Don’t shout, argue or rush
Saving face is very important in Laos, and the following result is that they often don’t raise their voice under unnecessary circumstances. They will not shout, yell, or argue roughly with each other. So in your Laos tour, you should keep your positive attitude in most of the case. Don’t bargain so harshly, as the salesperson might end up selling the item to you at a loss rather than losing face. Service is slow in shops and restaurants and the quality of service varies greatly. Practice patience, and don’t expect anyone to rush because you’re in a hurry. Take it easy, bite your tongue, and enjoy the unhurried, unstressed Lao lifestyle. You come to this wonderful land to enjoy the totally, perfectly laid-back lifestyle.
Don’t make public displays of affection
The Lao aren’t publicly affectionate among friends or romantic partners, and public hugging or kissing is frowned upon. It is against the law for foreigners to engage in sexual activity with a Lao person outside of marriage. This goes for heterosexual relationships as well as those with Ladyboys and Toms, so tread lightly.

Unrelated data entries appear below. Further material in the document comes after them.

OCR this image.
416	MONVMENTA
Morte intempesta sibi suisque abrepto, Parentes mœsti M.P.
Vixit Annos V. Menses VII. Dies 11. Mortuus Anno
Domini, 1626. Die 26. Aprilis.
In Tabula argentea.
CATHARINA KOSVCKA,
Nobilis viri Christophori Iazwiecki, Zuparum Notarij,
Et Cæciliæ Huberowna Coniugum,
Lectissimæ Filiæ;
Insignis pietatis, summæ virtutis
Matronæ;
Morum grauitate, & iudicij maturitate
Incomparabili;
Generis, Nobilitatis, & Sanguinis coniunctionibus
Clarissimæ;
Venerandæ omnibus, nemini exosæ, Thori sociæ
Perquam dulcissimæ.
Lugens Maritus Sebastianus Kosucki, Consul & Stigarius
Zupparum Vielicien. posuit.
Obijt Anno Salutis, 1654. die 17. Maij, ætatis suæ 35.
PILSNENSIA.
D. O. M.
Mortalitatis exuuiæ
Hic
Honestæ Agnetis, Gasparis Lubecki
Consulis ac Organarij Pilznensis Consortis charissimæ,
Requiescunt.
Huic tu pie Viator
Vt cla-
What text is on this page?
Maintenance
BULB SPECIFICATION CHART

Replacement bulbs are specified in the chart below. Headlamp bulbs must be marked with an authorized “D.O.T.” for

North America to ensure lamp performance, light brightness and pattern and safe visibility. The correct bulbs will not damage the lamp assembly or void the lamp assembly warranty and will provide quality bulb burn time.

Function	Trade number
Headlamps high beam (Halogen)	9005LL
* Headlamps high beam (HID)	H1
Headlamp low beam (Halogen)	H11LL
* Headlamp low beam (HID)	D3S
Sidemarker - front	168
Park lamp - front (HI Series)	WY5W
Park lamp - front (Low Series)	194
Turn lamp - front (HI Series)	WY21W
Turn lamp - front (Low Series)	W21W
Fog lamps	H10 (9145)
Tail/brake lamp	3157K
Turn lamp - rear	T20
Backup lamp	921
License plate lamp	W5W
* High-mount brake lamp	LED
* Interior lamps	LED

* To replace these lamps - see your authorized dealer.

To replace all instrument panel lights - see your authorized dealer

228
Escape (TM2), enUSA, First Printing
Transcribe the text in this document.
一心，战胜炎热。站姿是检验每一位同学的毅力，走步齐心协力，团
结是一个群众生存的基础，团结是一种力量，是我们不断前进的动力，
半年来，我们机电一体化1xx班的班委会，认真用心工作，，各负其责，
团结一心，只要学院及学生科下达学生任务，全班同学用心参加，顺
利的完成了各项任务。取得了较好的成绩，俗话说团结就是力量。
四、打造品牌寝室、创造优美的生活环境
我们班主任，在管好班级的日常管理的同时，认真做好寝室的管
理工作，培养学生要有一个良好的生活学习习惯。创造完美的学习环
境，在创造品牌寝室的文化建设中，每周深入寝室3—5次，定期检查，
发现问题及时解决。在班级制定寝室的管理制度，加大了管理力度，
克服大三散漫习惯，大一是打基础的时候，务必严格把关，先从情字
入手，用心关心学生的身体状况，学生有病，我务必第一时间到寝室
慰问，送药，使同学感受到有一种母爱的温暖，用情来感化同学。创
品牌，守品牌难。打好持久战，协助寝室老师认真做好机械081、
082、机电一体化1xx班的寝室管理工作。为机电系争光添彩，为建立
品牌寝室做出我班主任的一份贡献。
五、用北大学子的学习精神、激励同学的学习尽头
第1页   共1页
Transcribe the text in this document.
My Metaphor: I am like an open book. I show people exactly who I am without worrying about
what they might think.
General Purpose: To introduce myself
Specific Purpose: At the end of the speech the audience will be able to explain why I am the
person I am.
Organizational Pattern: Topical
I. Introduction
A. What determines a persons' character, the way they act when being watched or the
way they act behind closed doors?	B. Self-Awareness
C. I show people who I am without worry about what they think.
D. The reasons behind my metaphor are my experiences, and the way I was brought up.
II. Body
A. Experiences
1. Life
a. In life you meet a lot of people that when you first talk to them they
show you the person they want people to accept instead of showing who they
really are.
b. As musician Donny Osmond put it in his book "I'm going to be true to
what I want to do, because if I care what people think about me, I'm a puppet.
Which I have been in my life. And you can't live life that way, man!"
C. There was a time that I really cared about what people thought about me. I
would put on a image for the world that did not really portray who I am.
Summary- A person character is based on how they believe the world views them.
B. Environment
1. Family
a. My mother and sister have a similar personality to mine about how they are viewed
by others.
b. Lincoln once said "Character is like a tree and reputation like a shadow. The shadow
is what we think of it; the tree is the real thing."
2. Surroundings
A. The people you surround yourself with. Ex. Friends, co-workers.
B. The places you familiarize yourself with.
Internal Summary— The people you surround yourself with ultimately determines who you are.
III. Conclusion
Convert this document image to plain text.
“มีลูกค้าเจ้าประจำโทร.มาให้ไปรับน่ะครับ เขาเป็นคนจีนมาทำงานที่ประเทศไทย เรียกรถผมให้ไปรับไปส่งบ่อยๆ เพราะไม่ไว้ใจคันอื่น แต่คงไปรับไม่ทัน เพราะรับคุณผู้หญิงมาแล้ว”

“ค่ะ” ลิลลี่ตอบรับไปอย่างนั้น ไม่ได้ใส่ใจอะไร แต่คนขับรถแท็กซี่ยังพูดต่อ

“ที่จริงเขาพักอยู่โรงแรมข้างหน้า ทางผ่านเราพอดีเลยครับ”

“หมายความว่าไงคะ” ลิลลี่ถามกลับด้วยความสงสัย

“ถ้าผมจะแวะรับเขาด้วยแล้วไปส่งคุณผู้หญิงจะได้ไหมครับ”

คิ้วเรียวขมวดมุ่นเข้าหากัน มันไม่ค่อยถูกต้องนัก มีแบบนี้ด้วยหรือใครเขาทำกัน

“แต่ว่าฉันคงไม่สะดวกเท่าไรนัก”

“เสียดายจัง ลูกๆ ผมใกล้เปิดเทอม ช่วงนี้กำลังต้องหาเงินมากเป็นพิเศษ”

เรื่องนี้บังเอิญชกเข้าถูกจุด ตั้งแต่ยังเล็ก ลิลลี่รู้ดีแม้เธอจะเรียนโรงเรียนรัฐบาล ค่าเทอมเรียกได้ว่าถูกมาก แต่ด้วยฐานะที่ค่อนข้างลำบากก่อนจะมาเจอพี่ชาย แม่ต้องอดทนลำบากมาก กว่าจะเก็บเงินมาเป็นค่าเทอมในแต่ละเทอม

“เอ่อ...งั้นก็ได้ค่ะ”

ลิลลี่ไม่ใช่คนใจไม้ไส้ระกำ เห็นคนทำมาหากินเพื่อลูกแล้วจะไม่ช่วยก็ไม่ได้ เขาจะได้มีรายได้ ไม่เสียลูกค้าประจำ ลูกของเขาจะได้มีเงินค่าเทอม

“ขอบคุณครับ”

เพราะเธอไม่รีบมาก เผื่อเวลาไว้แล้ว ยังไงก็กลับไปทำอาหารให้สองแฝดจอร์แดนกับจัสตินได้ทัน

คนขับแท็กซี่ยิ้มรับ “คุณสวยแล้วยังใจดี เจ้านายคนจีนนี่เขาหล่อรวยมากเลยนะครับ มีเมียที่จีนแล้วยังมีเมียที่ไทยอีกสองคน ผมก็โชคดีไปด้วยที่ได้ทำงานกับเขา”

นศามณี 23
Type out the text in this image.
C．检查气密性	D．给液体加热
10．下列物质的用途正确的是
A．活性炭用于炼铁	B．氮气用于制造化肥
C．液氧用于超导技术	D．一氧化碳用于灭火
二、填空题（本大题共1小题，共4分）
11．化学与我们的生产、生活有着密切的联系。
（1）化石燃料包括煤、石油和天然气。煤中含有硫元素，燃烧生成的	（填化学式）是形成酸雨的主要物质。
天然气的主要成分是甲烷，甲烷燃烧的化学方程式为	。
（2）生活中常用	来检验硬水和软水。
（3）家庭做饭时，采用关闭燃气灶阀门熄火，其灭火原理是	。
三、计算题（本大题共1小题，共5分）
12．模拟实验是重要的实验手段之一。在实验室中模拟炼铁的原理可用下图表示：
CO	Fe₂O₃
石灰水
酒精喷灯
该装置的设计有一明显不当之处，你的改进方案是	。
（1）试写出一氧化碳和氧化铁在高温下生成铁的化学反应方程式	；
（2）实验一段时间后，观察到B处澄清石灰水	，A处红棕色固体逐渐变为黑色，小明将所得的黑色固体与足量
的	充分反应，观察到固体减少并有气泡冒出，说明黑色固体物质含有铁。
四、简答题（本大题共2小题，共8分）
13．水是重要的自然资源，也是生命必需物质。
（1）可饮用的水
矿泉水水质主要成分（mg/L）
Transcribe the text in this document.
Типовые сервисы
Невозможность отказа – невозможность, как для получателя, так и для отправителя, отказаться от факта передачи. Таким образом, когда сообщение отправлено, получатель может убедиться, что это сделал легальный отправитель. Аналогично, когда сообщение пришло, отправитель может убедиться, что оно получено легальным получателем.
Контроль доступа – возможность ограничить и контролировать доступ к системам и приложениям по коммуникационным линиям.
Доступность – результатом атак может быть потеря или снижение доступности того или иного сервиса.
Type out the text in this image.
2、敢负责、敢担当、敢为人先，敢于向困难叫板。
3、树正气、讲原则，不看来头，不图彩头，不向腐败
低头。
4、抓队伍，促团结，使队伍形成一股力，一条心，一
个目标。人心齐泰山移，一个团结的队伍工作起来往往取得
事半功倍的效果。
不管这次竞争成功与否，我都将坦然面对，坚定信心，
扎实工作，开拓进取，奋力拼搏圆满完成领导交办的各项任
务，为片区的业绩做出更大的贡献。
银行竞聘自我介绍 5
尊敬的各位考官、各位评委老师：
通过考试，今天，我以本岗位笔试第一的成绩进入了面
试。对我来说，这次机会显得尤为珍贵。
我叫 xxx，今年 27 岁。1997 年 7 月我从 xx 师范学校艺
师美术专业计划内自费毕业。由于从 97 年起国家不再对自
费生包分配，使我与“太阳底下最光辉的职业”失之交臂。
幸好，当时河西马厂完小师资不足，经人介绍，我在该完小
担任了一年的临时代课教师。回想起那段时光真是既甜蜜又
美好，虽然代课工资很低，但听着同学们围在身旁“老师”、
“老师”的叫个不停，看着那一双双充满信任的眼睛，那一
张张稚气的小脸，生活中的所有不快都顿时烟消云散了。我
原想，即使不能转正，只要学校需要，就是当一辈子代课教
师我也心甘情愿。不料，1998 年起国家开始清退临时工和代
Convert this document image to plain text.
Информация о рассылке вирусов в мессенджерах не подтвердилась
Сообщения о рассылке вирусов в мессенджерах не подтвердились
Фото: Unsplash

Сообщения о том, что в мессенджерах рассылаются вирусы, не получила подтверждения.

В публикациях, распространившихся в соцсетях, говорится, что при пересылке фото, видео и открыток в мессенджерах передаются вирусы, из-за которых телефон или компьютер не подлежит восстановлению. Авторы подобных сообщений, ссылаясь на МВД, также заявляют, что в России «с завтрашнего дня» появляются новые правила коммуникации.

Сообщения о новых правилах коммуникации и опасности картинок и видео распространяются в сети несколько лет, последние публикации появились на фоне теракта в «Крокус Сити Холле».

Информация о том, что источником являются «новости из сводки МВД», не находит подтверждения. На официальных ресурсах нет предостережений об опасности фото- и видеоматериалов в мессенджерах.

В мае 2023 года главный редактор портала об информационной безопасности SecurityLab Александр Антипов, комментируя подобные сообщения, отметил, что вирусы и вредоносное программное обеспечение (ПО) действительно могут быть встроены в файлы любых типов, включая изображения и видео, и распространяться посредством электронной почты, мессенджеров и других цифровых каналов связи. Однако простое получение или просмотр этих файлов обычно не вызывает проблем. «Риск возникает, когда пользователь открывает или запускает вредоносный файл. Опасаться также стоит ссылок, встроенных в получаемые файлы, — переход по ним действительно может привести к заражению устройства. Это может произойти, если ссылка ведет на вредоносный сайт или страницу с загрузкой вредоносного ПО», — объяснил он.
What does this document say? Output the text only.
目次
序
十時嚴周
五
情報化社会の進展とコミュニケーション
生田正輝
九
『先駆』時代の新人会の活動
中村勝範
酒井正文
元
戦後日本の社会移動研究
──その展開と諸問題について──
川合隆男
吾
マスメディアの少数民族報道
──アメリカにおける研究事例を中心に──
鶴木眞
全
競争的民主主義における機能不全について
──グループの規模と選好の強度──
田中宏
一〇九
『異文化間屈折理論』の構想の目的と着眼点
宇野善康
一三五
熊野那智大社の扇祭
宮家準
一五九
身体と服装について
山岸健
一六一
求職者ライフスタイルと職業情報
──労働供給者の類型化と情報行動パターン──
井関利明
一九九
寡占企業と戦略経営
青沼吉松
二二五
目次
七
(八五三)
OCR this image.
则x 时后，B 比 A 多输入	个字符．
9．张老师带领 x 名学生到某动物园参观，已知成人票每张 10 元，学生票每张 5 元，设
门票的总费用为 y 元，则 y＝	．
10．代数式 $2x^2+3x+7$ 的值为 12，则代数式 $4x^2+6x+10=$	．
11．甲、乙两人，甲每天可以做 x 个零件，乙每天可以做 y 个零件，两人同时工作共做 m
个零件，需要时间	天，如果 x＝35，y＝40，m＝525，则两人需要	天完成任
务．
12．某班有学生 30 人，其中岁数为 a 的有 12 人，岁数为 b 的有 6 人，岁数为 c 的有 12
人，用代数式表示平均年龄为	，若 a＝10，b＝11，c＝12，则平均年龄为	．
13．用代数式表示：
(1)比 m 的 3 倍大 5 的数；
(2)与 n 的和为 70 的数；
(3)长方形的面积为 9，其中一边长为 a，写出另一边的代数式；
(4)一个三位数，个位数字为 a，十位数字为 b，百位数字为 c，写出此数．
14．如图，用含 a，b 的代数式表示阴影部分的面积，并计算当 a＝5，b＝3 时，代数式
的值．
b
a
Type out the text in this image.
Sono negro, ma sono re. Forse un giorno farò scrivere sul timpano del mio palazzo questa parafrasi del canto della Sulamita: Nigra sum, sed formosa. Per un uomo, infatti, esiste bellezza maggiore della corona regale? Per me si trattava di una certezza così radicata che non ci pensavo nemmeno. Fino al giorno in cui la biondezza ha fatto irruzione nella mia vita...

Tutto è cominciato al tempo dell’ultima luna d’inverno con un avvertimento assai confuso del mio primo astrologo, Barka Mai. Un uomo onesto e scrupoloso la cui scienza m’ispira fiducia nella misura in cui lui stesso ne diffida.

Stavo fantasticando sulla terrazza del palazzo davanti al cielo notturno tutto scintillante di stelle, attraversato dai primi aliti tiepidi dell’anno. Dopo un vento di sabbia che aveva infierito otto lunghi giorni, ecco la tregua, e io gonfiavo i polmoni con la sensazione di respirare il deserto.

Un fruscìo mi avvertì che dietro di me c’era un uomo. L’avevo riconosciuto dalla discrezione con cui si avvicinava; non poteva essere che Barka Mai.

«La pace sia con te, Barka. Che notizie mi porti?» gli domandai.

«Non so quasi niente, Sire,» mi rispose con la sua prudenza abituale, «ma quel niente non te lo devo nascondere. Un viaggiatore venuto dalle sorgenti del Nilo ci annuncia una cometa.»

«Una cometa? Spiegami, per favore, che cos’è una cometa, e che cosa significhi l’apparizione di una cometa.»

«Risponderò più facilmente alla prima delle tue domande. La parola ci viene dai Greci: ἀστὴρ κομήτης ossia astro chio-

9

Don’t buy antiques or wildlife products
Weak laws and lax enforcement of those that do exist have led to illegal poaching of the wild animals that were once prevalent in Laos. It’s illegal to take ivory, or animal pelts or products out of Laos. They will be confiscated and you will be fined. It’s also illegal to take antique Buddha sculptures out of the county, as many have been stolen from temples, which deplete cultural heritage. Luckily the woodcarving tradition is alive and well in Laos, and skilled craftspeople carve beautiful new pieces that can be purchased as souvenirs.
Drugs are illegal
Lao alcohol products taste really good with an excellent price level, especially Lao beer. Local wine and beer are something you definitely should try in your adventure. However, you don’t want to go further with illegal drugs, like marijuana and opium. If a tuk-tuk driver offers you prostitutes or drugs unprovoked, your safest bet is to turn him down.
Don’t bathe nude or walk around in a bikini
You’ll see Lao people swimming fully clothed, wrapped in a sarong or sometimes in jeans. Ladies, you should bring a sarong. You can always take it off once you’re in the water, but you’ll avoid uncomfortable stares and blend in better. In the same vein, walking around town in swimwear is not culturally acceptable for men or women, so when you go swimming or tubing bring a shirt or sarong to cover up when you get out of the water.
Think before riding a motorbike
Motorbikes are a popular mode of transportation in Laos but ride at your own risk. There is no trauma center in the country and should you get into an accident, you’ll have to get across the border to Thailand for treatment. If you do take to the road on two wheels, drive defensively, know the risks and check out the bike thoroughly before you drive. It will be much safer to use private cars on your tour or sitting behind a local guide on a motorbike.